CVE-2019-19278

Name of the Vulnerable Software and Affected Versions SINAMICS PERFECT HARMONY GH180 Drives MLFB 6SR32..-.....-.... (All versions) SINAMICS PERFECT HARMONY GH180 Drives MLFB 6SR4...-.....-.... (All versions) SINAMICS PERFECT HARMONY GH180 Drives MLFB 6SR5...-.....-.... (All versions) SINAMICS PERFECT HARMONY GH180 Drives MLFB 6SR325.-.....-.... (All versions)

Description The issue is related to insufficient input validation, which could allow an attacker to compromise the confidentiality, integrity, and availability of the device. Successful exploitation requires physical access to the system but does not require system privileges or user interaction. The vulnerability could be used to restore the device to a state where predefined application and operating system protection mechanisms are not in place.

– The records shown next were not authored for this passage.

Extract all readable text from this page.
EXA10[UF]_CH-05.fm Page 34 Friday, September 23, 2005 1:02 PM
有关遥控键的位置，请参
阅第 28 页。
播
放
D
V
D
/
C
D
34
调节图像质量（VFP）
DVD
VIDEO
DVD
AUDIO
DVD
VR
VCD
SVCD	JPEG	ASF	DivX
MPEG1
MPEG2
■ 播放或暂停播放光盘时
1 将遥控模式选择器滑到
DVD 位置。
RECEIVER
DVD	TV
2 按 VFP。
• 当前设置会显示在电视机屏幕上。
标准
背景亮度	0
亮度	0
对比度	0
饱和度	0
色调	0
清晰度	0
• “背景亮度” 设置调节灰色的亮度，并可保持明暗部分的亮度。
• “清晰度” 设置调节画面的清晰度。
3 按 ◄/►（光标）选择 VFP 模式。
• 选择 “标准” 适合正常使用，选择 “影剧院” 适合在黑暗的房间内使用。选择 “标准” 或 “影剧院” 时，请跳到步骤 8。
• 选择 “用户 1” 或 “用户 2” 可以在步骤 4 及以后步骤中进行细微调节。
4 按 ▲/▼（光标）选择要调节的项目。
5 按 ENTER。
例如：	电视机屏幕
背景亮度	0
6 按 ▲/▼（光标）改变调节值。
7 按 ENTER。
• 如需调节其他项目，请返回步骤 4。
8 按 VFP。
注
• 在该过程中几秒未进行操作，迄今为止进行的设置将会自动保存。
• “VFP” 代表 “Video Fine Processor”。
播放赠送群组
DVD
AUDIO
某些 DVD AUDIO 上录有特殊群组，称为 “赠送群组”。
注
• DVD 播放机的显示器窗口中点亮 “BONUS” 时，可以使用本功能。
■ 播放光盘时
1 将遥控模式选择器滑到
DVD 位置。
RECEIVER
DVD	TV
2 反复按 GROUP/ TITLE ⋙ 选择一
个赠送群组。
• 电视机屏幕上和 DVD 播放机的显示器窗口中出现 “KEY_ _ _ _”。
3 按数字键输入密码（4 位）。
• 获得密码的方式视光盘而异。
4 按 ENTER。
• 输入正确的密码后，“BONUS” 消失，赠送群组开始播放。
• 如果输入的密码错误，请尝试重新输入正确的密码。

Recommendations For SINAMICS PERFECT HARMONY GH180 Drives MLFB 6SR32..-.....-...., restrict physical access to the system to minimize the risk of exploitation. For SINAMICS PERFECT HARMONY GH180 Drives MLFB 6SR4...-.....-...., restrict physical access to the system to minimize the risk of exploitation. For SINAMICS PERFECT HARMONY GH180 Drives MLFB 6SR5...-.....-...., restrict physical access to the system to minimize the risk of exploitation. For SINAMICS PERFECT HARMONY GH180 Drives MLFB 6SR325.-.....-...., restrict physical access to the system to minimize the risk of exploitation. At the moment, there is no information about a newer version that contains a fix for this vulnerability.